HBO 2019-2023 (5 temporadas)
Creador: Jemaine Clement
Que los vampiros son de Venus y los zombis de Marte lo sabemos desde hace décadas. Los primeros con su sofisticación estética y su deseo sublimado; los segundos con esa brutalidad de encefalograma plano y su fisicidad pustulante. Pero los tiempos cambian y hace más de un crepúsculo que los colmillos de los dráculas dejaron de ser fuente de miedo. Es la evolución de cualquier género: la fórmula se hace primero barroca para acabar desembocando en la deconstrucción, la subversión o la parodia. En centrifugar este final de raza se afana Lo que hacemos en las sombras, una desternillante comedia que ha concluido recientemente con su quinta y última temporada.
El linaje de la serie ya nos ofrece pistas: es una adaptación de una película neozelandesa creada por Jemaine Clement (Flight of the Conchords) y Taika Waititi (Jojo Rabbit, Thor Ragnarok). Estos nombres apuntan a una comedia estrafalaria, fresca y excéntrica, pero capaz de tocar fugazmente el corazón del espectador, como haría un Wes Anderson o el Tim Burton de Big Fish, para ubicarnos.
La propuesta del canal FX busca esa originalidad simpática y excesiva narrando el día a día de tres vampiros centenarios que viven en Staten Island. Son Nadja, Lazslo y Nandor, de ropajes imperiales, rancio abolengo y evidente sonoridad eslava. Con este punto de partida, un tropo tan clásico del humor como el del pez fuera del agua logra arrancar carcajadas histéricas cuando el departamento de control animal captura a uno de los protagonistas en su forma de murciélago o cuando los noctívagos se emborrachan al morder en el cuello a gentes que iban hasta arriba de droga. Esguinces cómicos así los hay a montones y este trío protagonista permite contrapesos y sutilezas saladísimas.
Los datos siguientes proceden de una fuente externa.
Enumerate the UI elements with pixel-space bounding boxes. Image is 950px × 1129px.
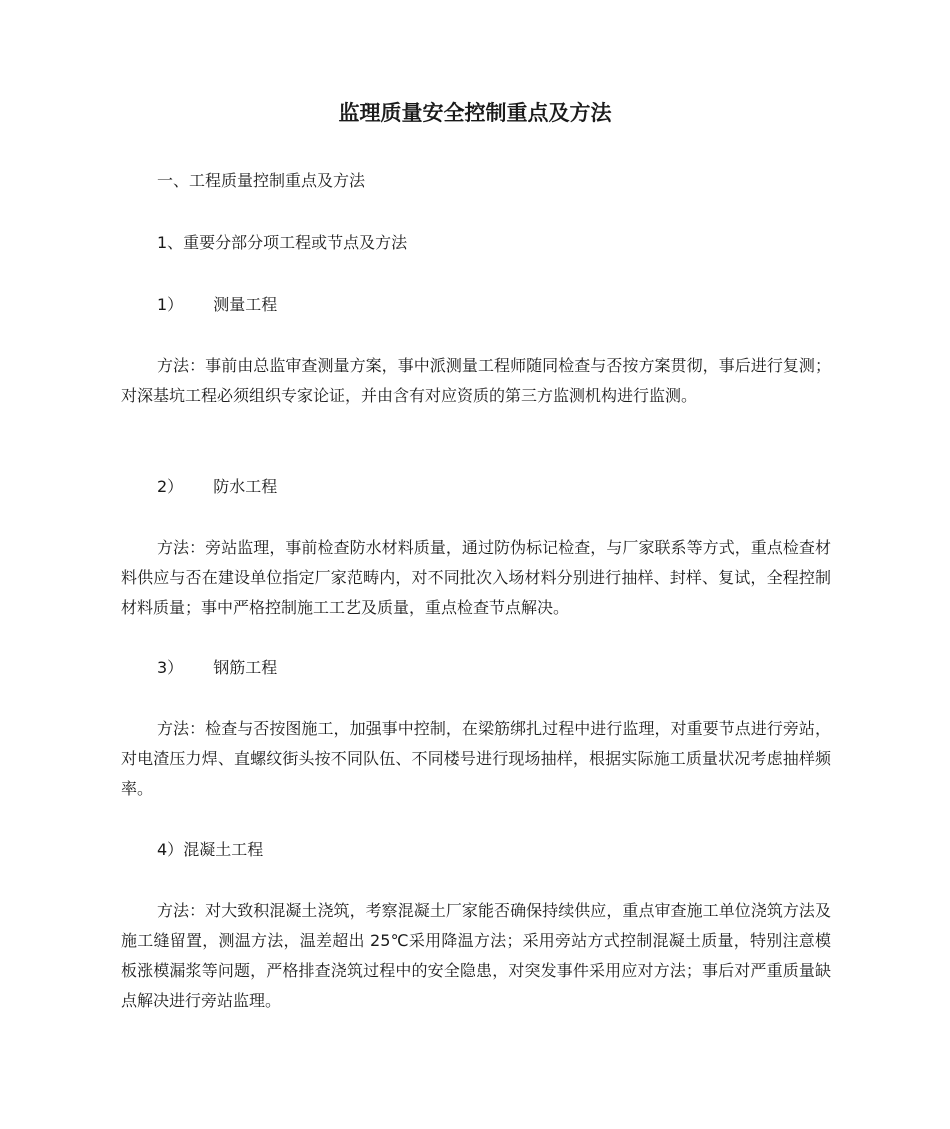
item-method-rebar: 方法：检查与否按图施工，加强事中控制，在梁筋绑扎过程中进行监理，对重要节点进行旁站，对电渣压力焊、直螺纹街头按不同队伍、不同楼号进行现场抽样，根据实际施工质量状况考虑抽样频率。 [121, 719, 831, 798]
subsection-heading: 1、重要分部分项工程或节点及方法 [157, 233, 408, 252]
item-name: 钢筋工程 [213, 658, 278, 677]
item-number: 1） [157, 295, 184, 314]
item-name: 防水工程 [213, 477, 278, 496]
item-number: 4） [157, 840, 184, 859]
item-name: 测量工程 [213, 295, 278, 314]
item-name: 混凝土工程 [183, 840, 264, 859]
item-method-surveying: 方法：事前由总监审查测量方案，事中派测量工程师随同检查与否按方案贯彻，事后进行复测；对深基坑工程必须组织专家论证，并由含有对应资质的第三方监测机构进行监测。 [121, 356, 831, 405]
item-method-waterproofing: 方法：旁站监理，事前检查防水材料质量，通过防伪标记检查，与厂家联系等方式，重点检查材料供应与否在建设单位指定厂家范畴内，对不同批次入场材料分别进行抽样、封样、复试，全程控制材料质量；事中严格控制施工工艺及质量，重点检查节点解决。 [121, 538, 831, 617]
item-number: 3） [157, 658, 184, 677]
document-title: 监理质量安全控制重点及方法 [338, 101, 612, 125]
item-heading-concrete [157, 838, 263, 862]
item-number: 2） [157, 477, 184, 496]
item-heading-waterproofing [157, 475, 277, 499]
item-heading-surveying [157, 293, 277, 317]
item-heading-rebar [157, 656, 277, 680]
item-method-concrete: 方法：对大致积混凝土浇筑，考察混凝土厂家能否确保持续供应，重点审查施工单位浇筑方法及施工缝留置，测温方法，温差超出 25℃采用降温方法；采用旁站方式控制混凝土质量，特别注意模板涨模漏浆等问题，严格排查浇筑过程中的安全隐患，对突发事件采用应对方法；事后对严重质量缺点解决进行旁站监理。 [121, 901, 831, 1010]
section-heading: 一、工程质量控制重点及方法 [157, 171, 366, 190]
Estas situaciones de choque inesperado —donde el estereotipo del vampiro se retuerce satíricamente— se complementan con otro par de personajes que multiplican la apuesta jocosa. Por un lado, en un guiño a la carcajada más absurda, entre los habitantes de la casa encontramos a Colin Robinson, un vampiro que, en lugar de beber sangre, absorbe la energía de sus víctimas aburriéndolas hasta el sopor. Por otro lado, tenemos a Guillermo, el escrupuloso ayudante del otomano vampiro Nandor. Guillermo es la verdadera alma de la historia: un tipo bonachón, leal como un sambernardo, obsesionado con la película Entrevista con el vampiro, cuya aspiración es que lo incluyan en el clan como uno más, en lugar de mirarlo con desprecio, desde arriba. Esa admiración idealista de Guillermo es la que primero inyecta una sugerente dinámica emocional en la historia y, más adelante, también añade un plus de satisfacción siniestra para el espectador.
Porque es algo que Lo que hacemos en las sombras ejecuta bien: permitir que sus estrellas crezcan. Ahí es donde el formato escogido —el manido falso documental— invita a una constante reflexión en voz alta de los personajes que, más allá de generar risas incongruentes o pulir aristas dramáticas, les aporta una autoconsciencia muy jugosa. Los comentarios a cámara realzan el patético abismo que existe entre el ser y el desear ser de este puñado de criaturas, sí, pero también le permite al relato afinar el recuerdo de eventos pasados, cebando el arco de transformación dramática.
Al enunciar todas estas características parece que Lo que hacemos en las sombras contiene una sofisticación gafapasta que la convierte en un producto elitista. No, para nada. Al contrario: es una sitcom que se distingue por su facilidad para no tomarse muy en serio, para regalar esa ligereza propia de quien quiere que la audiencia pase un buen rato, sin mayores pretensiones culturales ni ideológicas. La historia va directa a la yugular de la risa, del despiporre; hay coñas para todos los gustos, desde la sal gruesa hasta la ironía de doble tirabuzón. Por eso abundan los actores invitados, las premisas grotescas, el centrifugado del imaginario vampírico o las escapadas que se convierten en auténticas idas de olla. Porque, bien sea desde la relectura de los clásicos del terror o desde la colleja slapstick, todo vale para que el espectador se sienta uno más de esta peculiar familia. Una donde les gotea el colmillo más por ganas de cachondeo que de sangre.